From this slaughter Neleus alone escaped (frags. 13, and 10-12). This summary shows the general principle of arrangement of the Catalogues: each line seems to have been dealt with in turn, and the monotony was relieved as far as possible by a brief relation of famous adventures connected with any of the personages—as in the case of Atalanta and Hippomenes (frag. 14). Similarly the story of the Argonauts appears from the fragments (37-42) to have been told in some detail.

This tendency to introduce romantic episodes led to an important development. Several poems are ascribed to Hesiod, such as the Epithalamium of Peleus and Thetis, the Descent of Theseus into Hades, or the Circuit of the Earth (which must have been connected with the story of Phineus and the Harpies, and so with the Argonaut-legend), which yet seem to have belonged to the Catalogues.
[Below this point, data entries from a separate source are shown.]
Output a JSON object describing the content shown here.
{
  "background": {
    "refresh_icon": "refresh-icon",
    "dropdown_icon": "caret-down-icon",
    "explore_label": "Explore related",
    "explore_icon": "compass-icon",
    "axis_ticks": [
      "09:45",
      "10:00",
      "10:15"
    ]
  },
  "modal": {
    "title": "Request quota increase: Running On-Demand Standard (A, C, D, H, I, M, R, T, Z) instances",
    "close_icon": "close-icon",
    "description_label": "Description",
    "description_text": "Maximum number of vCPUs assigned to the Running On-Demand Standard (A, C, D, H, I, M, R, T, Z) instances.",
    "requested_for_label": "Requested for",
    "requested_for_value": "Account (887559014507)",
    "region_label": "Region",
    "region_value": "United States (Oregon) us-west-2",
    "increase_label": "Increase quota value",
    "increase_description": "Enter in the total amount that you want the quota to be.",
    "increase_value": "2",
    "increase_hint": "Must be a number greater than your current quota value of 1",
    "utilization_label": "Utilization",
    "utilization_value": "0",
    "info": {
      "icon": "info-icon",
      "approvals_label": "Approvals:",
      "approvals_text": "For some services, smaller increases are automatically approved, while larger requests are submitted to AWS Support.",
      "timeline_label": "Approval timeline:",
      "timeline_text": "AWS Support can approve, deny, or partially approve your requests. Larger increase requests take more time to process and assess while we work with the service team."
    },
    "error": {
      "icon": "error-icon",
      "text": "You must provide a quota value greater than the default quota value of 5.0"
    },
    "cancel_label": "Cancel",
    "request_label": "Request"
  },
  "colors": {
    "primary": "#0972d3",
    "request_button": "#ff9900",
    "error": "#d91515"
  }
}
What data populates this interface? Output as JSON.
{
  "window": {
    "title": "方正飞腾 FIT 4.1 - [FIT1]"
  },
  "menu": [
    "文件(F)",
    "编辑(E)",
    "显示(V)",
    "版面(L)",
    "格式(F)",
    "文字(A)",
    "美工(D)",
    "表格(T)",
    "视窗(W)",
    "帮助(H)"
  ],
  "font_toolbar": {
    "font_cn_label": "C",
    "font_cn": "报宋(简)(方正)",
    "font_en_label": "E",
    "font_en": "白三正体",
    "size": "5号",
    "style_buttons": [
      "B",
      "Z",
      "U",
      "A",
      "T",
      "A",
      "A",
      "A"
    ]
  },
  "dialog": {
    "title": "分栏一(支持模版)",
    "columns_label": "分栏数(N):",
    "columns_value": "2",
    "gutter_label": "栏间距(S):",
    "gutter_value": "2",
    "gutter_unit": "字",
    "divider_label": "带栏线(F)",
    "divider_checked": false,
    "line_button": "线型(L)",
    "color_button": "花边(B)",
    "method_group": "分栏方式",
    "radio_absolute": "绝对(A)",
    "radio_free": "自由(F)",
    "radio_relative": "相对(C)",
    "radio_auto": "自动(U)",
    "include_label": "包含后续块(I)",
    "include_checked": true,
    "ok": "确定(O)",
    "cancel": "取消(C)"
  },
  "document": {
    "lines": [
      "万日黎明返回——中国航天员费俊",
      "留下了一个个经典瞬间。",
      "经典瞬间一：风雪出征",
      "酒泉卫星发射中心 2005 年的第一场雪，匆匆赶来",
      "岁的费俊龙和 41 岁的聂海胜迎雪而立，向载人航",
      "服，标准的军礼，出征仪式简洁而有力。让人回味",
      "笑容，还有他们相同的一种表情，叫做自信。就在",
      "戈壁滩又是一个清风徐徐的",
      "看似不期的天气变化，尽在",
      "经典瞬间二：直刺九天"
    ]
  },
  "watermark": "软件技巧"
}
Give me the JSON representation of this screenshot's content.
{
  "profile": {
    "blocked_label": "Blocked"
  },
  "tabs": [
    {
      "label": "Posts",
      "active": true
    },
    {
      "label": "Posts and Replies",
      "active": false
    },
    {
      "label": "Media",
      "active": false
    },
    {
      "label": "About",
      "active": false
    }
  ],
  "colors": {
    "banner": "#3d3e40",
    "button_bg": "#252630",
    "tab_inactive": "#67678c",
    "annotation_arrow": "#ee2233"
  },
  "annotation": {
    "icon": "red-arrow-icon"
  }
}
It is highly probable that these poems were interpolations into the Catalogues expanded by later poets from more summary notices in the genuine Hesiodic work and subsequently detached from their contexts and treated as independent. This is definitely known to be true of the Shield of Heracles, the first 53 lines of which belong to the fourth book of the Catalogues, and almost certainly applies to other episodes, such as the Suitors of Helen,[1] the Daughters of Leucippus, and the Marriage of Ceyx, which last Plutarch mentions as "interpolated in the works of Hesiod."

To the Catalogues, as we have said, was appended another work, the Eoiae. The title seems to have

  1. Possibly the division of this poem into two books (see p. 199) is a division belonging solely to this "developed poem," which may have included in its second part a summary of the Tale of Troy.